BLOG: Putting our best foot forward: careers and covid-19
Jessgmbarrett on how she secured a graduate role in the midst of a pandemic and her advice for other young people seeking employment in our new virtual world of remote learning and zoom calls.
Among many changes, Covid-19 and the consequent national lockdown has caused a dramatic increase in unemployment figures for 16-25 year olds. People in this age group are finishing college, graduating from university and seeking entry level job positions. Searching for jobs seems impossible, and increasingly, furlough is resulting in redundancy. One worry pressing young adults everywhere is, ‘What can I do to give myself the best chance at securing a job?’. I’ve asked myself this question too. In December, I signed a contract for a graduate role, my life was wrapped in a nice little bow. When Covid-19 struck the nation, I was worried that my job offer would be rescinded. I found myself with a ton of free time after graduating, so I thought I would grab the bull by its horns: begin freelancing and take up every opportunity that came my way. More than anything, I wanted to put myself in the best possible position to start my graduate job. Here is some advice I have for anybody else who has found themselves struggling to find a graduate role in the midst of the pandemic:
“Searching for jobs seems impossible, and increasingly, furlough is resulting in redundancy. One worry pressing young adults everywhere is, ‘What can I do to give myself the best chance at securing a job?’”
1. Appear to be proactive.
Once I finished my university coursework, I loved sitting in the sun and reading for pleasure. But after doing this for a few days, I realised that I could be spending my time more effectively. I felt the need to learn and gain some new skills while I had this free time. My motivation was fuelled by the desire to prove myself to my future employers. I wanted to demonstrate how I am hard working and proactive, and I would bring this ethos into my position. After researching I found countless courses on almost every industry. I chose internship programmes and online courses specialising in marketing and content writing as this was my chosen career path. Most of these courses were free or charged very little. The courses were really valuable and provided in-depth knowledge about the industry, without these courses I wouldn’t be as knowledgeable. I feel better equipped for the role after enrolling on these courses and learning more about the industry – fingers crossed this will lay my imposter syndrome to rest!
One thing I actively searched for was opportunities with companies who provided certificates when you had completed the course. Each time I received a certificate I would write a LinkedIn post detailing what I had learnt. I really wanted to highlight to my connections that I had not stopped educating myself after graduating. Lots of webinars I’ve attended placed an emphasis on seeing lockdown as an opportunity to make yourself more employable. Look out for opportunities such as remote internships, online courses and industry-based webinars and workshops.

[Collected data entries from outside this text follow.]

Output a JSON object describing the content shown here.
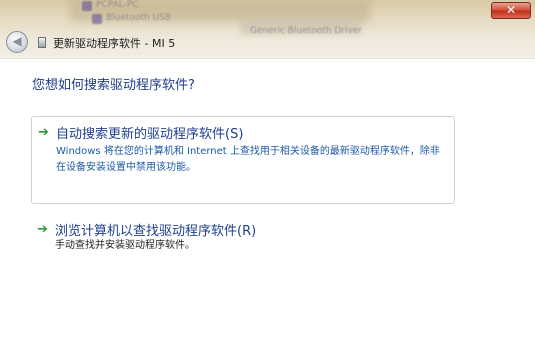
{
  "window": {
    "close_label": "✕",
    "background_text": [
      "PCPAL-PC",
      "Bluetooth USB",
      "Generic Bluetooth Driver"
    ]
  },
  "nav": {
    "back_icon": "back-arrow-icon",
    "title": "更新驱动程序软件 - MI 5"
  },
  "main": {
    "question": "您想如何搜索驱动程序软件?",
    "options": [
      {
        "icon": "green-arrow-icon",
        "title": "自动搜索更新的驱动程序软件(S)",
        "description": "Windows 将在您的计算机和 Internet 上查找用于相关设备的最新驱动程序软件，除非在设备安装设置中禁用该功能。"
      },
      {
        "icon": "green-arrow-icon",
        "title": "浏览计算机以查找驱动程序软件(R)",
        "description": "手动查找并安装驱动程序软件。"
      }
    ]
  },
  "colors": {
    "heading": "#1f3d8a",
    "link_blue": "#1e3f8f",
    "arrow_green": "#2f9a3a",
    "close_red": "#c0301c"
  }
}
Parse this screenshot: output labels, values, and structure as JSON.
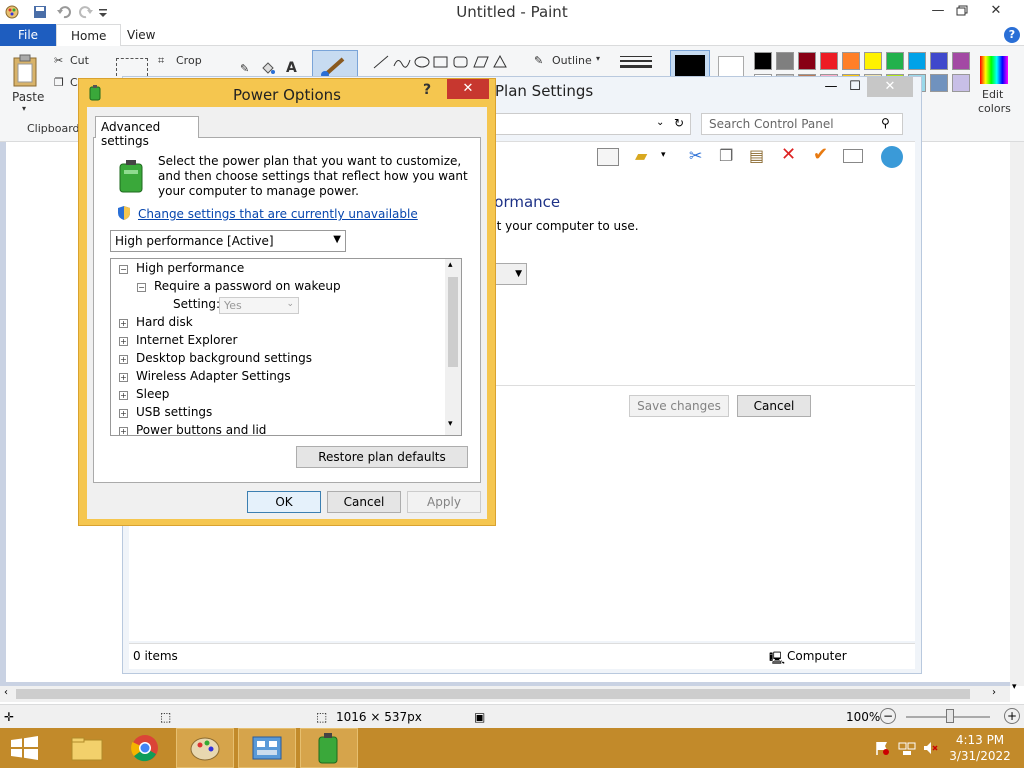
{
  "paint": {
    "title": "Untitled - Paint",
    "tabs": {
      "file": "File",
      "home": "Home",
      "view": "View"
    },
    "help": "?",
    "ribbon": {
      "paste": "Paste",
      "cut": "Cut",
      "copy": "C",
      "crop": "Crop",
      "clipboard_group": "Clipboard",
      "outline": "Outline",
      "edit_colors_line1": "Edit",
      "edit_colors_line2": "colors"
    },
    "palette_top": [
      "#000000",
      "#7f7f7f",
      "#880015",
      "#ed1c24",
      "#ff7f27",
      "#fff200",
      "#22b14c",
      "#00a2e8",
      "#3f48cc",
      "#a349a4"
    ],
    "palette_bottom": [
      "#ffffff",
      "#c3c3c3",
      "#b97a57",
      "#ffaec9",
      "#ffc90e",
      "#efe4b0",
      "#b5e61d",
      "#99d9ea",
      "#7092be",
      "#c8bfe7"
    ],
    "status": {
      "canvas_size": "1016 × 537px",
      "zoom": "100%"
    }
  },
  "control_panel": {
    "title": "Plan Settings",
    "search_placeholder": "Search Control Panel",
    "heading": "formance",
    "subtext": "nt your computer to use.",
    "save_changes": "Save changes",
    "cancel": "Cancel",
    "status_items": "0 items",
    "status_computer": "Computer"
  },
  "power_options": {
    "title": "Power Options",
    "help": "?",
    "tab": "Advanced settings",
    "intro": "Select the power plan that you want to customize, and then choose settings that reflect how you want your computer to manage power.",
    "change_link": "Change settings that are currently unavailable",
    "plan_select": "High performance [Active]",
    "tree": [
      {
        "label": "High performance",
        "toggle": "−"
      },
      {
        "label": "Require a password on wakeup",
        "toggle": "−"
      },
      {
        "label": "Hard disk",
        "toggle": "+"
      },
      {
        "label": "Internet Explorer",
        "toggle": "+"
      },
      {
        "label": "Desktop background settings",
        "toggle": "+"
      },
      {
        "label": "Wireless Adapter Settings",
        "toggle": "+"
      },
      {
        "label": "Sleep",
        "toggle": "+"
      },
      {
        "label": "USB settings",
        "toggle": "+"
      },
      {
        "label": "Power buttons and lid",
        "toggle": "+"
      }
    ],
    "setting_label": "Setting:",
    "setting_value": "Yes",
    "restore": "Restore plan defaults",
    "ok": "OK",
    "cancel": "Cancel",
    "apply": "Apply"
  },
  "taskbar": {
    "time": "4:13 PM",
    "date": "3/31/2022"
  },
  "colors": {
    "taskbar": "#c28a2a",
    "dialog_frame": "#f5c64f",
    "file_tab": "#1e5dbf",
    "close_red": "#c7372f",
    "link": "#0645ad"
  }
}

2. What materials are out there to help you learn?
Lockdown has not only affected students looking for jobs but has also impacted staff who have been furloughed or have been made redundant. I have seen so many people on Twitter and LinkedIn holding webinars, seminars, writing e-books or inviting others to reach out, offering to spread their industry knowledge.
Are there any insightful and educational books or articles that have been on your ‘To Be Read List’? Have you saved any podcasts on your phone but are yet to listen to them? There is so much material out there to inspire you to work towards your personal and professional development – make sure you utilise it.

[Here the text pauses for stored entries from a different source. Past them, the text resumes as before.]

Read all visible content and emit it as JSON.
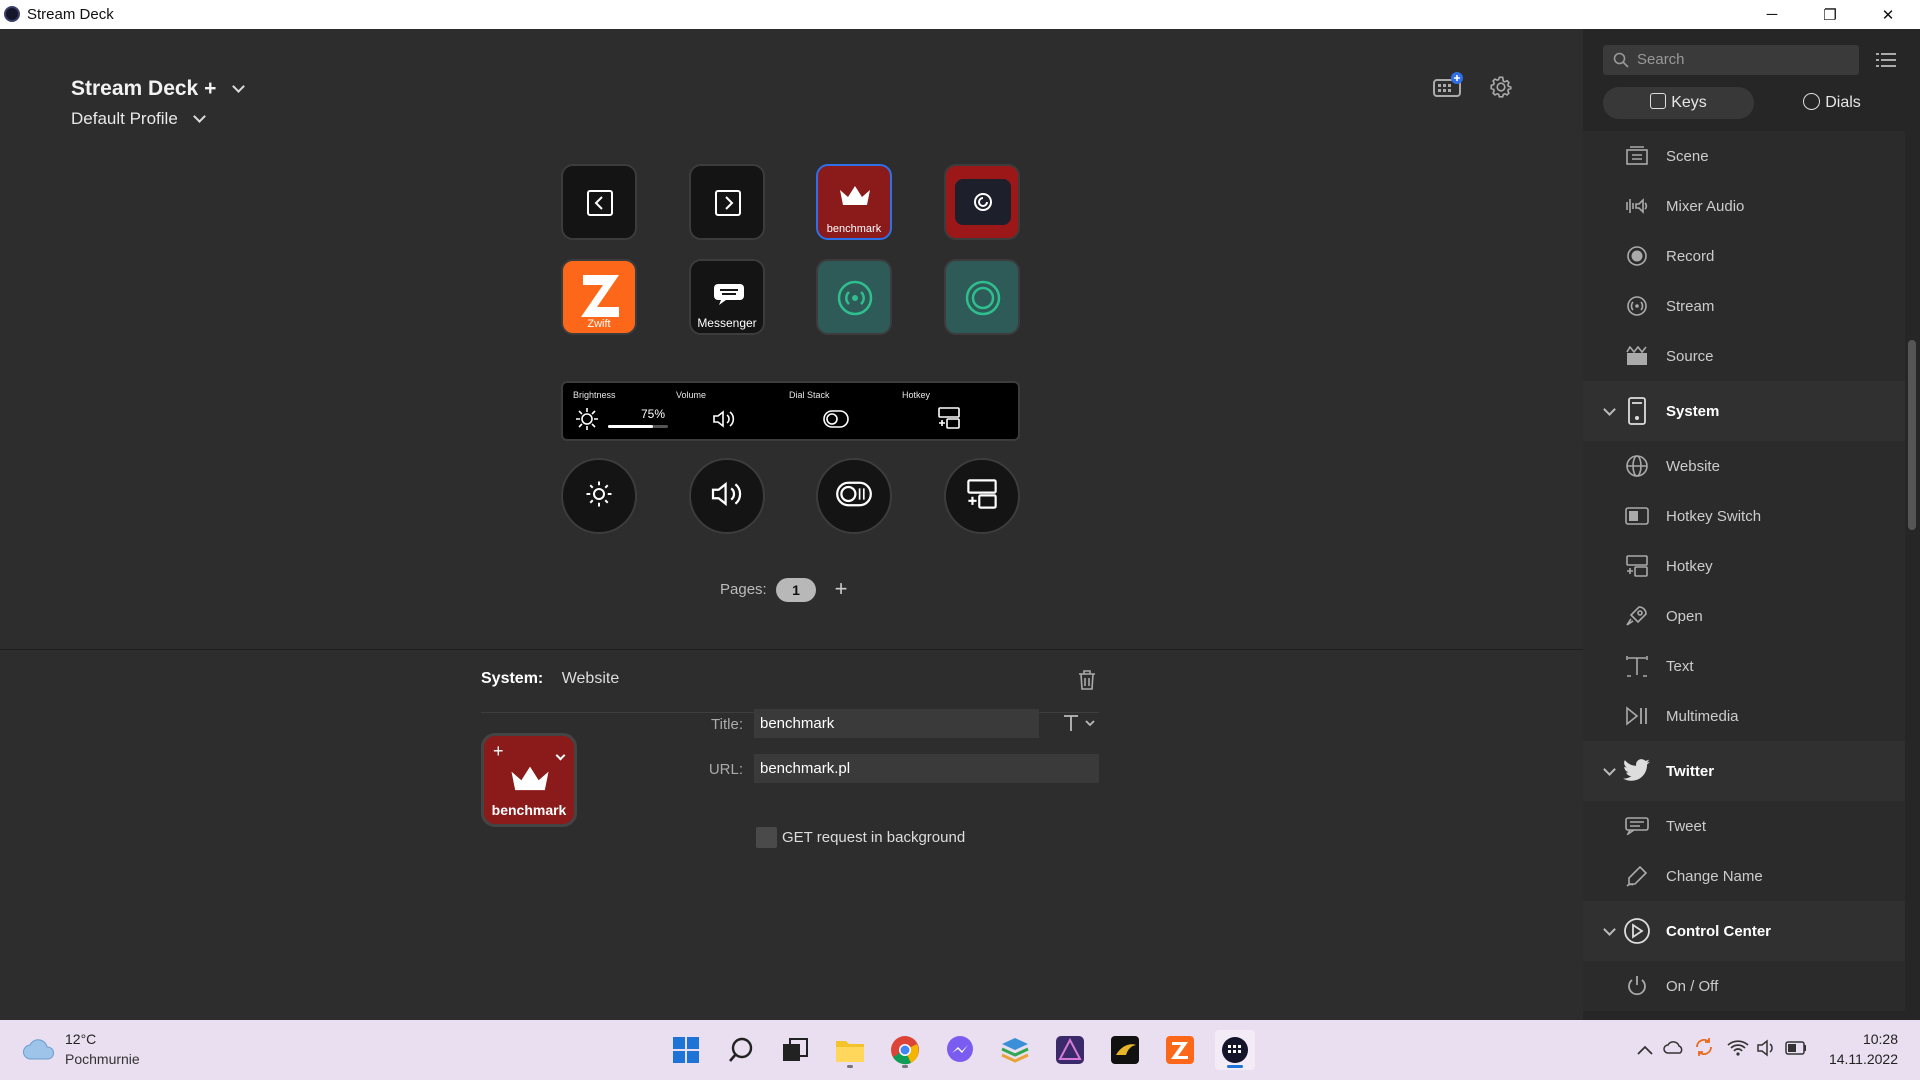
{
  "window": {
    "title": "Stream Deck",
    "minimize": "─",
    "restore": "❐",
    "close": "✕"
  },
  "header": {
    "device_name": "Stream Deck +",
    "profile": "Default Profile"
  },
  "keys": [
    {
      "label": "",
      "icon": "previous-page-icon"
    },
    {
      "label": "",
      "icon": "next-page-icon"
    },
    {
      "label": "benchmark",
      "icon": "crown-icon",
      "selected": true
    },
    {
      "label": "",
      "icon": "elgato-icon"
    },
    {
      "label": "Zwift",
      "icon": "zwift-icon"
    },
    {
      "label": "Messenger",
      "icon": "messenger-icon"
    },
    {
      "label": "",
      "icon": "stream-icon"
    },
    {
      "label": "",
      "icon": "record-icon"
    }
  ],
  "touch_strip": {
    "brightness": {
      "title": "Brightness",
      "value": "75%",
      "level": 0.75
    },
    "volume": {
      "title": "Volume"
    },
    "dial_stack": {
      "title": "Dial Stack"
    },
    "hotkey": {
      "title": "Hotkey"
    }
  },
  "dials": [
    "brightness-dial-icon",
    "volume-dial-icon",
    "dial-stack-icon",
    "hotkey-dial-icon"
  ],
  "pages": {
    "label": "Pages:",
    "current": "1",
    "add": "+"
  },
  "inspector": {
    "category": "System:",
    "action": "Website",
    "key_preview_label": "benchmark",
    "title_label": "Title:",
    "title_value": "benchmark",
    "url_label": "URL:",
    "url_value": "benchmark.pl",
    "get_request_label": "GET request in background"
  },
  "sidebar": {
    "search_placeholder": "Search",
    "tab_keys": "Keys",
    "tab_dials": "Dials",
    "items_top": [
      "Scene",
      "Mixer Audio",
      "Record",
      "Stream",
      "Source"
    ],
    "group_system": "System",
    "items_system": [
      "Website",
      "Hotkey Switch",
      "Hotkey",
      "Open",
      "Text",
      "Multimedia"
    ],
    "group_twitter": "Twitter",
    "items_twitter": [
      "Tweet",
      "Change Name"
    ],
    "group_control": "Control Center",
    "items_control": [
      "On / Off"
    ]
  },
  "taskbar": {
    "weather_temp": "12°C",
    "weather_desc": "Pochmurnie",
    "time": "10:28",
    "date": "14.11.2022"
  },
  "colors": {
    "accent_blue": "#2f6fe8",
    "key_red": "#8b1a1a",
    "zwift_orange": "#fc6719",
    "teal": "#2fbf8f"
  }
}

” There is so much material out there to inspire you to work towards your personal and professional development – make sure you utilise it.”
3. Try something new.
Job vacancies are scarce and unemployment figures have risen drastically. In order to try and combat this, try and think, ‘Are there any new skills I could be learning?’
If you’ve ever thought of picking up a new skill, now is the time to pursue it. I don’t just mean learning to bake or knit, but now is also a great chance to grow professionally. Professional development is such a buzzword at the moment in UK offices. Perhaps you find spreadsheets daunting? I did, so I signed up for a virtual internship experience where I would be a Data Analyst. I found the experience challenging at first, but now I look back and am very grateful I took up the opportunity to grow my skill set. For me, having some brief experience with data analysing is really helpful, particularly as it is relevant to marketing. So, if there’s an opportunity you stumble across that seems a bit out of your comfort zone, go for it! You’ve got nothing to lose, and everything to gain.
4. Pursue passion projects.
The majority of this blog has been focussed on professional development. After studying for so long, you can sometimes find yourself in danger of burning out. We often feel pressured to occupy all of our time with work – lockdown is no exception. In the midst of all this chaos, we have to remind ourselves to take time to wind down and relax. Whether we bake banana bread, are a film fanatic or love listening to music – we need to take some time out of our days to pursue what makes us happy. Striking a balance between our personal and professional lives is so important, especially when there is little separation between the two now we are working from home.
These tips have hopefully spread some light about how to navigate job hunting and finding work experience in our pandemic ridden world. Students, graduates and job seekers have been hit particularly hard by the pandemic and its effect on the job market and economy. We need to spend this time honing our skills so that we can put our best foot forward when applying for jobs.